Papà è spirato alle 9.30 del 20 febbraio! La perdita del proprio padre lascia inariditi e questi pochi versi è tutto quel che riesco a scrivere! Grazie della sua lettura e della riflessione condivisa!

il 24/02/2018 alle 09:48

...Cara Rosi, ottima composizione per un triste tema...ma, scusa se io ti faccio i complimenti per avermi fatto scoprire quell' accezione (che io misero tra i mortali non oso riscrivere)...; il sentiero della Conoscenza è sempre più profondo ed emozionante...è infinito...

il 24/02/2018 alle 16:13

Il dolore esige silenzio e nulla può lenirlo... non so nemmeno perché abbia reso pubblico il mio dolore forse perché anche un naufrago che sta per affogare ha bisogno di credere nella speranza prima di concedersi sereno alla disperazione.

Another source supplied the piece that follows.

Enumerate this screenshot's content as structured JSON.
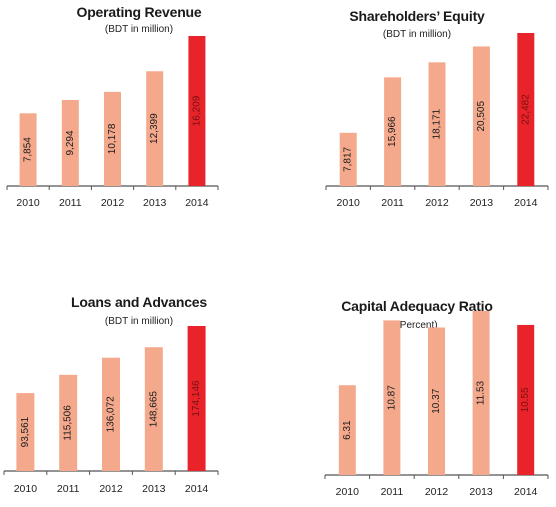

La verità è che dal dolore bisogna farsi attraversare e rinascere a nuova consapevolezza come Sergio ha ben colto ma accettando il rischio di perdersi e di non riconoscersi più...non è la mancanza a fare la differenza o meglio non solo ma l'aver capito il vero senso della vita o meglio il non senso della vita... siamo così ben poca cosa che abbiamo bisogno di tenerci per mano per credere d'essere! Un caro saluto a voi e grazie!